Federal Reserve prepares for U.S. default

GlobalPost

As the wrangling over the U.S. debt ceiling continues in Washington, the Federal Reserve is making preparations in the event that Congress and President Obama fail to reach an agreement by the August 2 deadline.

August 2 is when the U.S. Treasury would run out of money to pay its bills if lawmakers cannot agree on a plan to raise the government’s $14.3 trillion borrowing limit.

"We are in contingency planning mode," Charles Plosser, president of the Philadelphia Federal Reserve Bank, told Reuters "We are all engaged. It's a very active process."

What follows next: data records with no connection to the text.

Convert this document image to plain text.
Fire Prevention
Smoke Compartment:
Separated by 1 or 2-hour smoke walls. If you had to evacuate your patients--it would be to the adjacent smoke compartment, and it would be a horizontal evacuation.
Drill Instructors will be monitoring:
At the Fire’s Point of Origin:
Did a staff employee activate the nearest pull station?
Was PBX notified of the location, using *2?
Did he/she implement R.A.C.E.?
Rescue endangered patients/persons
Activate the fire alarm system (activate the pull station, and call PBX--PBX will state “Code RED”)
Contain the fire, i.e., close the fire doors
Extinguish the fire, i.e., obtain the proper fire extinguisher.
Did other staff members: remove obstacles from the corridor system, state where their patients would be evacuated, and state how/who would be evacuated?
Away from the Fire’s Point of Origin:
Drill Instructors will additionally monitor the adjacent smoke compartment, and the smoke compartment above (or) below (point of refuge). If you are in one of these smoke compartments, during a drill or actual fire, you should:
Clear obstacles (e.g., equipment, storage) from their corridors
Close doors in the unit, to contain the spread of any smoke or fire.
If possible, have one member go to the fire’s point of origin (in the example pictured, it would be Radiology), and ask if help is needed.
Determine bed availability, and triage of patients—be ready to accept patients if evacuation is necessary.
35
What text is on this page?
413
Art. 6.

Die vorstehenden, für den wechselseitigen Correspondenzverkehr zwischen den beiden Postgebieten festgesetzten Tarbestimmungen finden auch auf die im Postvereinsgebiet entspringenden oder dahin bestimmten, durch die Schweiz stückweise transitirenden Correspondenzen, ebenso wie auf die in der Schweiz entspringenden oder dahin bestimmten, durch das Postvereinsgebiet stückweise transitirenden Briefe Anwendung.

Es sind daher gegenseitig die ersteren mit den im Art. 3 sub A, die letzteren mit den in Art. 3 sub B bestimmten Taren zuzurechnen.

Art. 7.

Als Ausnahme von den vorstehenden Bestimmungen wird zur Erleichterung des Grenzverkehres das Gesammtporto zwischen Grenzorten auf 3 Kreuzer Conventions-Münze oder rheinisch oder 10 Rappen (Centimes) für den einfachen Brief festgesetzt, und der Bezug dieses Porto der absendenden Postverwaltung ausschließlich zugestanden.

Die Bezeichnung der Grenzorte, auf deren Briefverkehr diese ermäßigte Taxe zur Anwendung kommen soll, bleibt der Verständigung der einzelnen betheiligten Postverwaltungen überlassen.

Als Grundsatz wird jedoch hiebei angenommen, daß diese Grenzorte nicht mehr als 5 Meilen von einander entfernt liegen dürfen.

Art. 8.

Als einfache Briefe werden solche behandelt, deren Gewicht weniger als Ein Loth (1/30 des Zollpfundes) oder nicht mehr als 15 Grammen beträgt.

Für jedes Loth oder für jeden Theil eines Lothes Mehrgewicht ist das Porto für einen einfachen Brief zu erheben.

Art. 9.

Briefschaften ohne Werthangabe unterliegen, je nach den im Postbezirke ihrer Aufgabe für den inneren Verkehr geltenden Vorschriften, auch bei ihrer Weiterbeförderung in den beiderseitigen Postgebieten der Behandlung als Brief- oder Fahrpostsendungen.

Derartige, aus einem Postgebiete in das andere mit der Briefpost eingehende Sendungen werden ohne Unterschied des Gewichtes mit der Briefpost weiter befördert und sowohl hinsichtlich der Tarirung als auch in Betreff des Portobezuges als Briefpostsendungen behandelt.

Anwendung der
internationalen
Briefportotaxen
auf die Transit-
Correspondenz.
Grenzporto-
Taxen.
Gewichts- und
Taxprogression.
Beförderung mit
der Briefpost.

Plosser, a top Fed policymaker, said he thinks Obama and Congress will come to an agreement in time to avoid a default. Yet the Fed is developing procedures for how the Treasury would communicate to the Fed which government checks would get cleared and which wouldn’t. The policy would affect payments to everyone from social security recipients to government workers. Wall Street is also planning for the worst.

Last week Fed Chairman Ben Bernanke warned that a default would have catastrophic effects on the financial markets. Because of the continued bickering in Washington, the financial markets are already starting to become agitated, the New York Times reports. Stock prices have become increasingly volatile, although analysts say the signs of panic are small for now.

In Washington, Obama met separately with Republican and Democratic leaders Wednesday, yet neither reported significant progress on agreeing on a package that would include deep spending cuts, elimination of certain tax breaks and deductions and also lower some tax rates. The main sticking point is whether House Republicans would agree to any deficit-reduction plan that could potentially raise tax rates.

A number of high-ranking Republicans have already warned that the plan put forward Tuesday by the “Gang of Six” – a bipartisan group of senators who worked for months to reach an agreement – depended too much on higher revenues to cut projected deficits.